With ads for prostitutes proliferating around the Super Bowl, New Jersey has a message — stay away from young girls and boys who are being criminally trafficked for sex.

“To anyone engaged in this conduct or somebody who four days out from the Super Bowl who may be contemplating it, don’t try it. We have eyes and ears on the ground and in cyberspace. We are watching the internet and watching the neighborhoods,” said Gov. Chris Christie.

Christie was joined by Cindy McCain, the Arizona senator’s wife, who said human trafficking should be an issue not just at Super Bowl time but every day.

“So we face the element out there of educating people, making sure they understand this is not prostitution. These are victims,” McCain said.

Victim Lexi Smith said people who sensed she was being sold against her will didn’t know what to say.

“Dozens of people had the opportunity to show me that I was not made to be a sexual commodity for men. It only takes one to safe one, yet not one stood by me,” said Smith.

The press conference took place adjacent to what’s called the Public Safety Compound overseeing security at the Super Bowl site.

One hundred agencies are involved, led by the State Police.

“This is our nerve center, where we get real-time information and we’re monitoring all events related to the Super Bowl,” Major Yaiser said.

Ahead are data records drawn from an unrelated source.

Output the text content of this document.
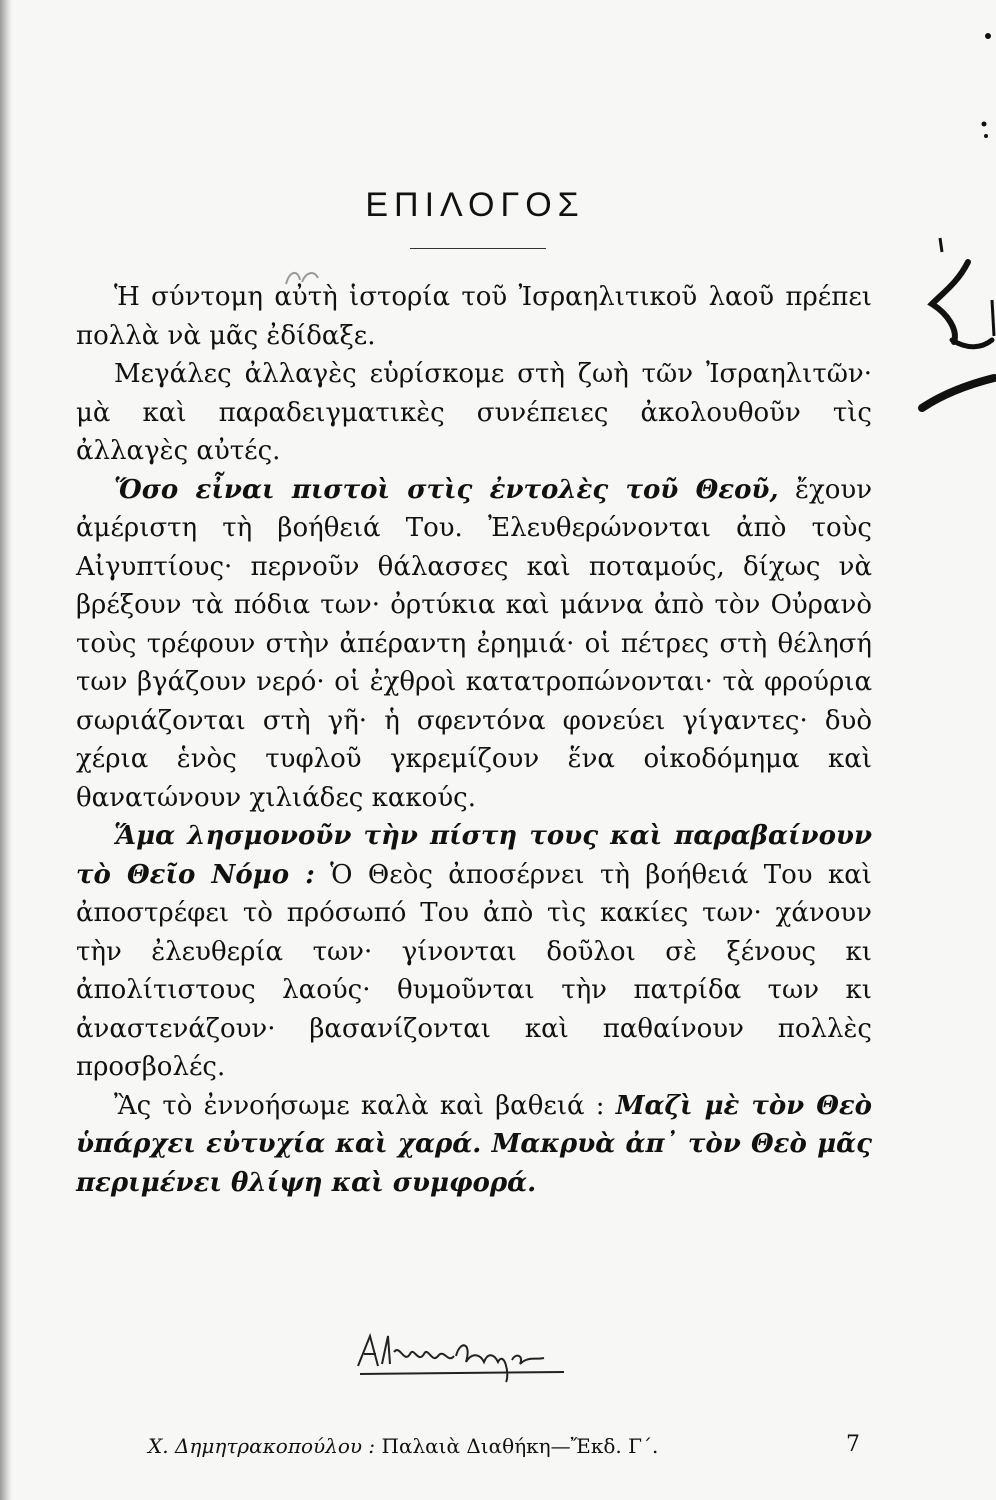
ΕΠΙΛΟΓΟΣ

Ἡ σύντομη αὐτὴ ἱστορία τοῦ Ἰσραηλιτικοῦ λαοῦ πρέπει πολλὰ νὰ μᾶς ἐδίδαξε.

Μεγάλες ἀλλαγὲς εὑρίσκομε στὴ ζωὴ τῶν Ἰσραηλιτῶν· μὰ καὶ παραδειγματικὲς συνέπειες ἀκολουθοῦν τὶς ἀλλαγὲς αὐτές.

Ὅσο εἶναι πιστοὶ στὶς ἐντολὲς τοῦ Θεοῦ, ἔχουν ἀμέριστη τὴ βοήθειά Του. Ἐλευθερώνονται ἀπὸ τοὺς Αἰγυπτίους· περνοῦν θάλασσες καὶ ποταμούς, δίχως νὰ βρέξουν τὰ πόδια των· ὀρτύκια καὶ μάννα ἀπὸ τὸν Οὐρανὸ τοὺς τρέφουν στὴν ἀπέραντη ἐρημιά· οἱ πέτρες στὴ θέλησή των βγάζουν νερό· οἱ ἐχθροὶ κατατροπώνονται· τὰ φρούρια σωριάζονται στὴ γῆ· ἡ σφεντόνα φονεύει γίγαντες· δυὸ χέρια ἑνὸς τυφλοῦ γκρεμίζουν ἕνα οἰκοδόμημα καὶ θανατώνουν χιλιάδες κακούς.

Ἅμα λησμονοῦν τὴν πίστη τους καὶ παραβαίνουν τὸ Θεῖο Νόμο : Ὁ Θεὸς ἀποσέρνει τὴ βοήθειά Του καὶ ἀποστρέφει τὸ πρόσωπό Του ἀπὸ τὶς κακίες των· χάνουν τὴν ἐλευθερία των· γίνονται δοῦλοι σὲ ξένους κι ἀπολίτιστους λαούς· θυμοῦνται τὴν πατρίδα των κι ἀναστενάζουν· βασανίζονται καὶ παθαίνουν πολλὲς προσβολές.

Ἂς τὸ ἐννοήσωμε καλὰ καὶ βαθειά : Μαζὶ μὲ τὸν Θεὸ ὑπάρχει εὐτυχία καὶ χαρά. Μακρυὰ ἀπ᾽ τὸν Θεὸ μᾶς περιμένει θλίψη καὶ συμφορά.

Χ. Δημητρακοπούλου : Παλαιὰ Διαθήκη—Ἔκδ. Γ΄.	7
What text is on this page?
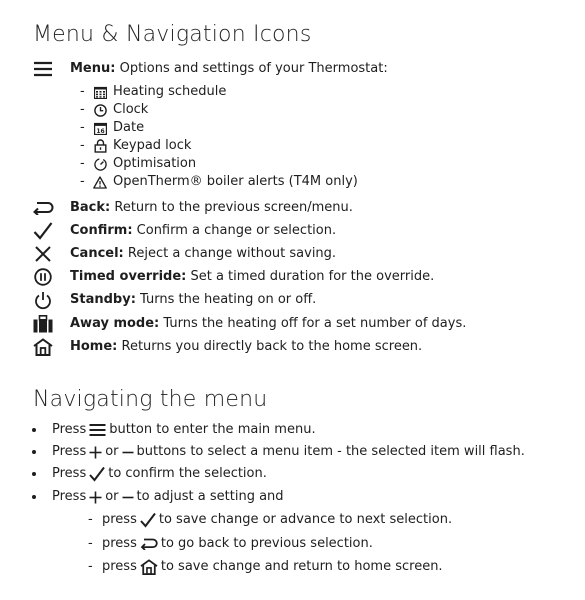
Menu & Navigation Icons
Menu: Options and settings of your Thermostat:
-	Heating schedule
-	Clock
-	16 Date
-	Keypad lock
-	Optimisation
-	OpenTherm® boiler alerts (T4M only)
Back: Return to the previous screen/menu.
Confirm: Confirm a change or selection.
Cancel: Reject a change without saving.
Timed override: Set a timed duration for the override.
Standby: Turns the heating on or off.
Away mode: Turns the heating off for a set number of days.
Home: Returns you directly back to the home screen.
Navigating the menu
Press button to enter the main menu.
Press or buttons to select a menu item - the selected item will flash.
Press to confirm the selection.
Press or to adjust a setting and
- press to save change or advance to next selection.
- press to go back to previous selection.
- press to save change and return to home screen.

Former Sen. Jeff Chiesa has made human trafficking a signature issue.

“We knew the Super Bowl would give us an opportunity to talk about and highlight it, which is great. But the Super Bowl will leave here Monday morning and human trafficking will not,” Chiesa said.

The county prosecutor is alert to it.

“It’s the prime week, it’s the week when you go a lot of these online sites. They have 50 times the solicitations they did a year ago,” said Bergen County Prosecutor John Molinelli.

“You’re gonna have a lot of young men who are going to come into your city with a lot of money. They’re not gonna have any family, wives or social restraints, and with that often will come a search for sex and prostitution. And as we know, where there is prostitution there is human trafficking that often lurks in the shadows,” said Acting Attorney General John Hoffman.

Hoffman said the state already has undercover operations underway involving policewomen, so a young man looking for a good time around here could end up hooking up with handcuffs.